4) It's just a (in this sentence). Again garbage. Let's say the author writes 'So could you'. The sentence is still garbage: the word 'it' is a single-character word whose meaning does not exist. Let's compare this with

5) Let me try (in this sentence). This is garbage.

6) Can I (in this sentence)?

7) Yes I (in this sentence).

8) Does anyone (in this sentence)?

It is obvious from the preceding statements that these sentences are not true of any sentence, but of a series of sentences. It is not obvious how these sentences differ. Perhaps the author means it: I can do anything. Perhaps he means it: it's just a series of sentences. But then he says, 'So could you'. So how do these

------

I don't know if I should be scared or amazed.


...and that's just GPT-2_medium.

I actually thought snazz had forgotten to include the generated snippet. However, I didn't understand the reasoning in the second generated paragraph and stopped reading. At that point, I still thought they were human (and wrong).

I suppose my question is why it matters who wrote it. I've always been taught that an argument should be judged on its own merits, and from that perspective nothing changes.


Well, if the blog post actually had been written by GPT-2, its very existence would be a counterexample to one of its main claims, that GPT-2 isn’t really good enough to generate convincing long-form nonfiction.

Also, that part of the argument is not purely a priori, instead being supported by a wide range of factual claims about specific limitations of GPT-2. If the post had been written by GPT-2, those claims would probably be false, since GPT-2 is not designed to differentiate truth from plausible-sounding fiction. And false claims would invalidate the whole argument. Assuming a human author, on the other hand, the claims are probably true. They could be false if the author was either misinformed or lying, but those possibilities are subjectively unlikely.


> Assuming a human author, on the other hand, the claims are probably true.

Maybe this is where we differ? I don't agree. People are mistaken all the time. Your hypothetical even assumes an untrustworthy human is directing the algorithm.

To me, the most convincing point in favour of the truth of the claims in the article is that nobody has contested them.
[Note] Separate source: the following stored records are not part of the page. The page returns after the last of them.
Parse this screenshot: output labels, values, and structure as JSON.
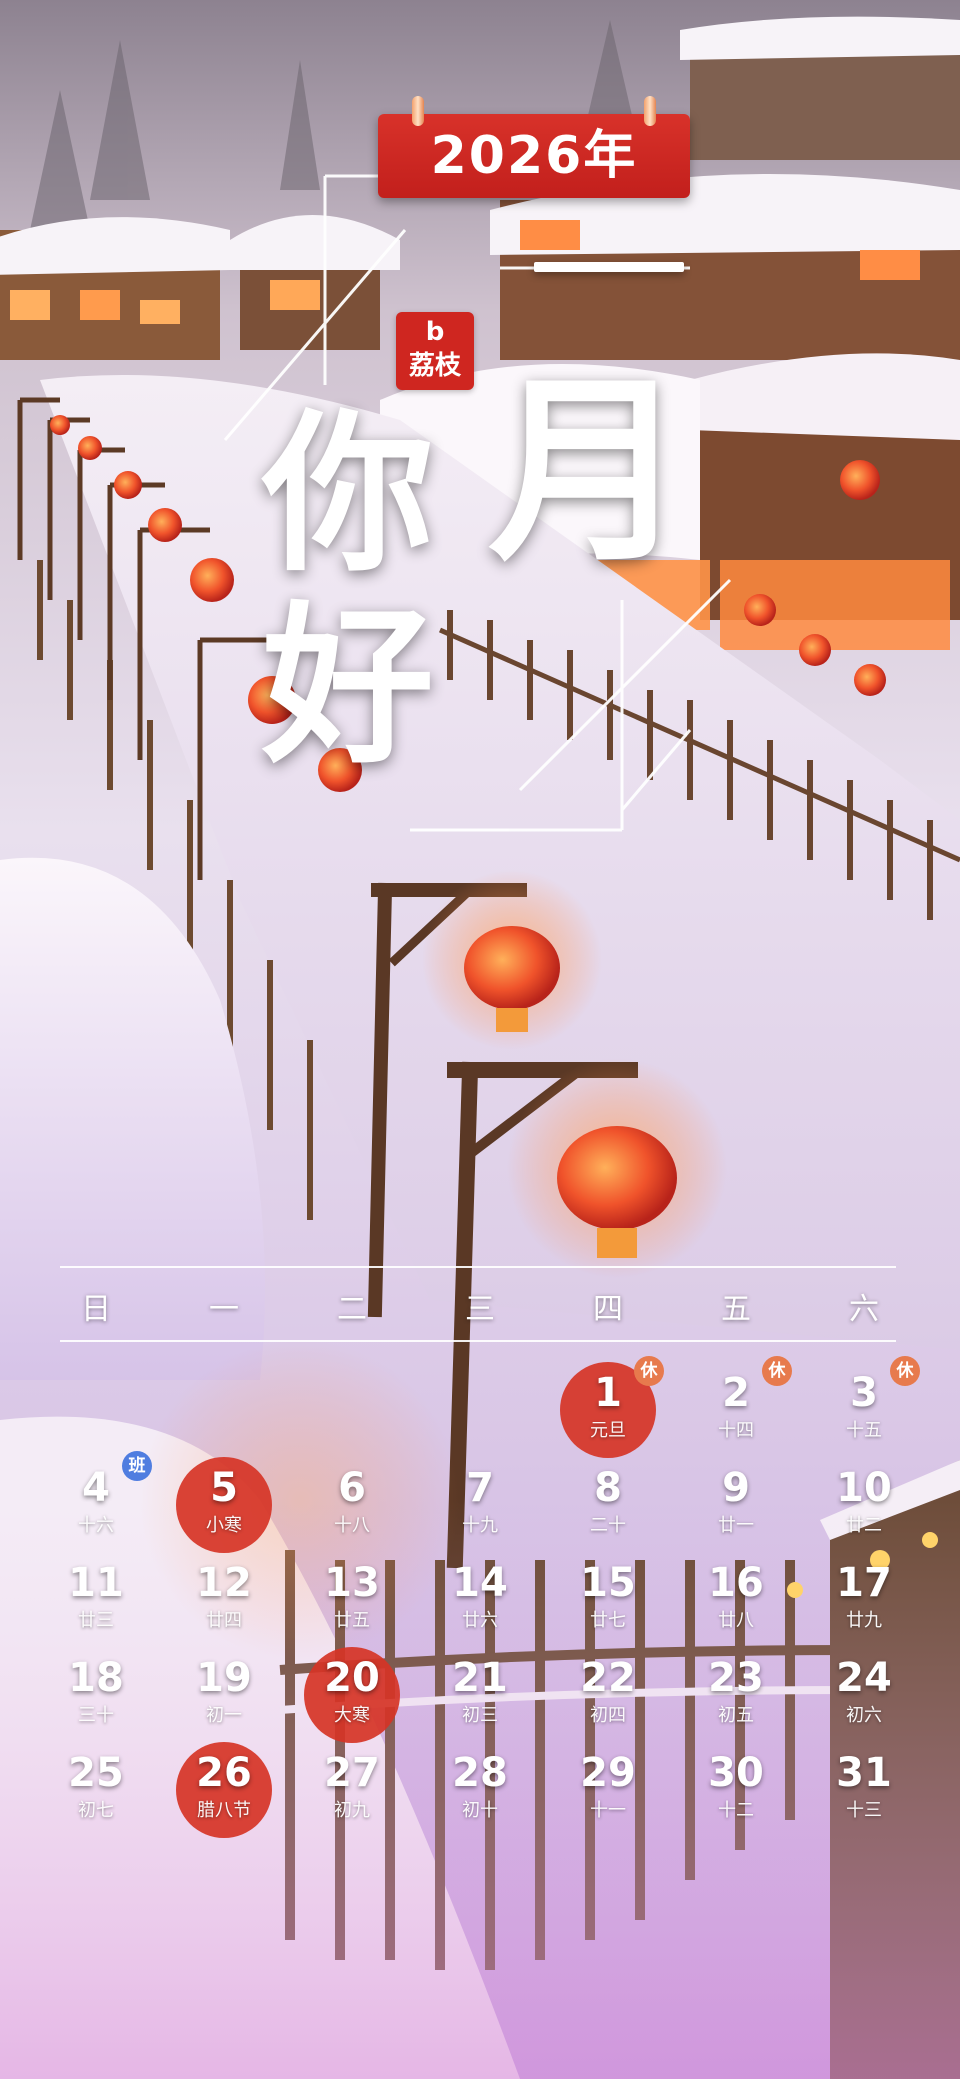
{
  "year_banner": "2026年",
  "logo": {
    "top": "b",
    "text": "荔枝"
  },
  "greeting": {
    "ni": "你",
    "hao": "好",
    "yi": "一",
    "yue": "月"
  },
  "colors": {
    "banner_red": "#cf2620",
    "holiday_circle": "#d63426",
    "rest_badge": "#e77a4d",
    "work_badge": "#4f7de0"
  },
  "calendar": {
    "weekdays": [
      "日",
      "一",
      "二",
      "三",
      "四",
      "五",
      "六"
    ],
    "start_weekday_index": 4,
    "days": [
      {
        "n": "1",
        "lunar": "元旦",
        "highlight": true,
        "badge": "休"
      },
      {
        "n": "2",
        "lunar": "十四",
        "highlight": false,
        "badge": "休"
      },
      {
        "n": "3",
        "lunar": "十五",
        "highlight": false,
        "badge": "休"
      },
      {
        "n": "4",
        "lunar": "十六",
        "highlight": false,
        "badge": "班"
      },
      {
        "n": "5",
        "lunar": "小寒",
        "highlight": true,
        "badge": ""
      },
      {
        "n": "6",
        "lunar": "十八",
        "highlight": false,
        "badge": ""
      },
      {
        "n": "7",
        "lunar": "十九",
        "highlight": false,
        "badge": ""
      },
      {
        "n": "8",
        "lunar": "二十",
        "highlight": false,
        "badge": ""
      },
      {
        "n": "9",
        "lunar": "廿一",
        "highlight": false,
        "badge": ""
      },
      {
        "n": "10",
        "lunar": "廿二",
        "highlight": false,
        "badge": ""
      },
      {
        "n": "11",
        "lunar": "廿三",
        "highlight": false,
        "badge": ""
      },
      {
        "n": "12",
        "lunar": "廿四",
        "highlight": false,
        "badge": ""
      },
      {
        "n": "13",
        "lunar": "廿五",
        "highlight": false,
        "badge": ""
      },
      {
        "n": "14",
        "lunar": "廿六",
        "highlight": false,
        "badge": ""
      },
      {
        "n": "15",
        "lunar": "廿七",
        "highlight": false,
        "badge": ""
      },
      {
        "n": "16",
        "lunar": "廿八",
        "highlight": false,
        "badge": ""
      },
      {
        "n": "17",
        "lunar": "廿九",
        "highlight": false,
        "badge": ""
      },
      {
        "n": "18",
        "lunar": "三十",
        "highlight": false,
        "badge": ""
      },
      {
        "n": "19",
        "lunar": "初一",
        "highlight": false,
        "badge": ""
      },
      {
        "n": "20",
        "lunar": "大寒",
        "highlight": true,
        "badge": ""
      },
      {
        "n": "21",
        "lunar": "初三",
        "highlight": false,
        "badge": ""
      },
      {
        "n": "22",
        "lunar": "初四",
        "highlight": false,
        "badge": ""
      },
      {
        "n": "23",
        "lunar": "初五",
        "highlight": false,
        "badge": ""
      },
      {
        "n": "24",
        "lunar": "初六",
        "highlight": false,
        "badge": ""
      },
      {
        "n": "25",
        "lunar": "初七",
        "highlight": false,
        "badge": ""
      },
      {
        "n": "26",
        "lunar": "腊八节",
        "highlight": true,
        "badge": ""
      },
      {
        "n": "27",
        "lunar": "初九",
        "highlight": false,
        "badge": ""
      },
      {
        "n": "28",
        "lunar": "初十",
        "highlight": false,
        "badge": ""
      },
      {
        "n": "29",
        "lunar": "十一",
        "highlight": false,
        "badge": ""
      },
      {
        "n": "30",
        "lunar": "十二",
        "highlight": false,
        "badge": ""
      },
      {
        "n": "31",
        "lunar": "十三",
        "highlight": false,
        "badge": ""
      }
    ]
  }
}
The claims appear to be easily falsifiable, so the more scrutiny they withstand, the more trust they deserve.


Funny your question is kinda addressed by the generated text:

'..."what it would feel like to be" a human being is no more human than a machine trying to "feel" what it is like.'


While this doesn't sound anything like Rob's post, it does sound like a generic post on AI.

It's quite fascinating. There are definitely some sentences that are nonsensical, but the problem is, there are often entire paragraphs that seem internally nonsensical in text written by what I assume to be humans, too.
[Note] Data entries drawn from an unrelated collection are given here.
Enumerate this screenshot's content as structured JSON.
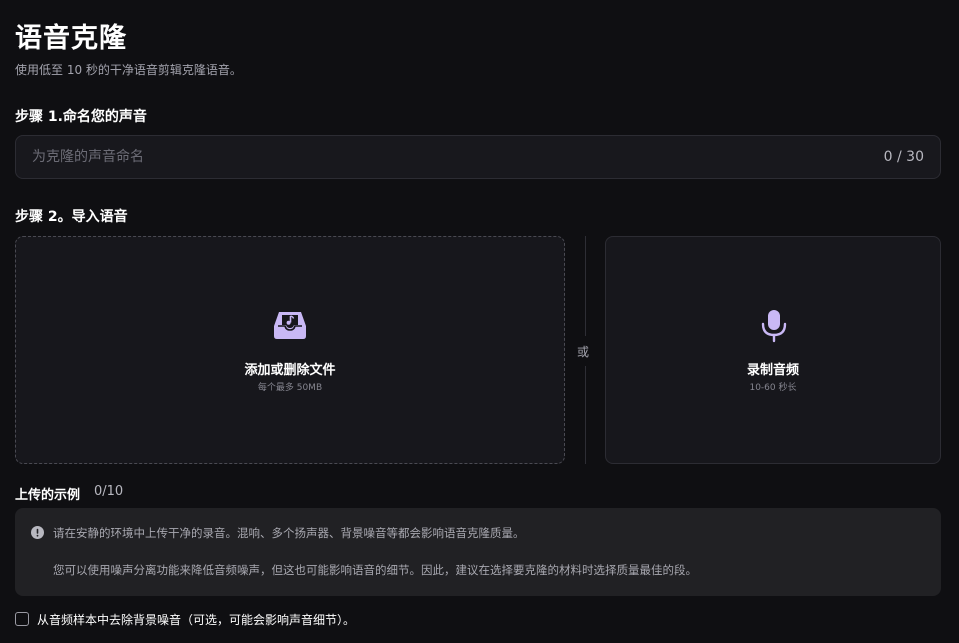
{
  "header": {
    "title": "语音克隆",
    "subtitle": "使用低至 10 秒的干净语音剪辑克隆语音。"
  },
  "step1": {
    "label": "步骤 1.命名您的声音",
    "placeholder": "为克隆的声音命名",
    "value": "",
    "counter": "0 / 30"
  },
  "step2": {
    "label": "步骤 2。导入语音",
    "upload": {
      "icon": "inbox-music-icon",
      "title": "添加或删除文件",
      "subtitle": "每个最多 50MB"
    },
    "or_text": "或",
    "record": {
      "icon": "microphone-icon",
      "title": "录制音频",
      "subtitle": "10-60 秒长"
    }
  },
  "samples": {
    "label": "上传的示例",
    "count": "0/10"
  },
  "notice": {
    "icon": "exclamation-circle-icon",
    "line1": "请在安静的环境中上传干净的录音。混响、多个扬声器、背景噪音等都会影响语音克隆质量。",
    "line2": "您可以使用噪声分离功能来降低音频噪声，但这也可能影响语音的细节。因此，建议在选择要克隆的材料时选择质量最佳的段。"
  },
  "noise_option": {
    "label": "从音频样本中去除背景噪音（可选，可能会影响声音细节）。",
    "checked": false
  },
  "colors": {
    "background": "#0f0f12",
    "accent": "#c9b8f5"
  }
}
Some more examples. Input (from wikipedia page on WW2):

>In Europe, Germany and Italy were becoming more aggressive. In March 1938, Germany annexed Austria, again provoking little response from other European powers. Encouraged, Hitler began pressing German claims on the Sudetenland, an area of Czechoslovakia with a predominantly ethnic German population.

-------------------------------- Output:

Meanwhile, Italy and France continued to make war on Germany, and in July 1938 they annexed the small kingdom of Yugoslavia without much fanfare. Meanwhile, in 1941, Churchill went to London to ask for the declaration of war on Germany. There, he argued that if it took Germany three months to attack Britain, and he said the war could be won within a matter of weeks, then Britain could afford to stand back while the Nazis moved across Europe. The Prime Minister's position was endorsed by other senior government ministers, and the British Foreign Office was given the power to intervene without the Commons' approval by the War Cabinet under Winston Churchill.

Churchill was also able to get Churchill's cabinet to approve the idea of establishing British military bases in the Far East. The British were convinced by their advisers at the time that the Russians might

-------------------------------- Input (from a random 0 upvote reddit thread on /r/wow):

>The servers have been having instability issues for the last few days. It's probably some residual issues from the DDOS attack.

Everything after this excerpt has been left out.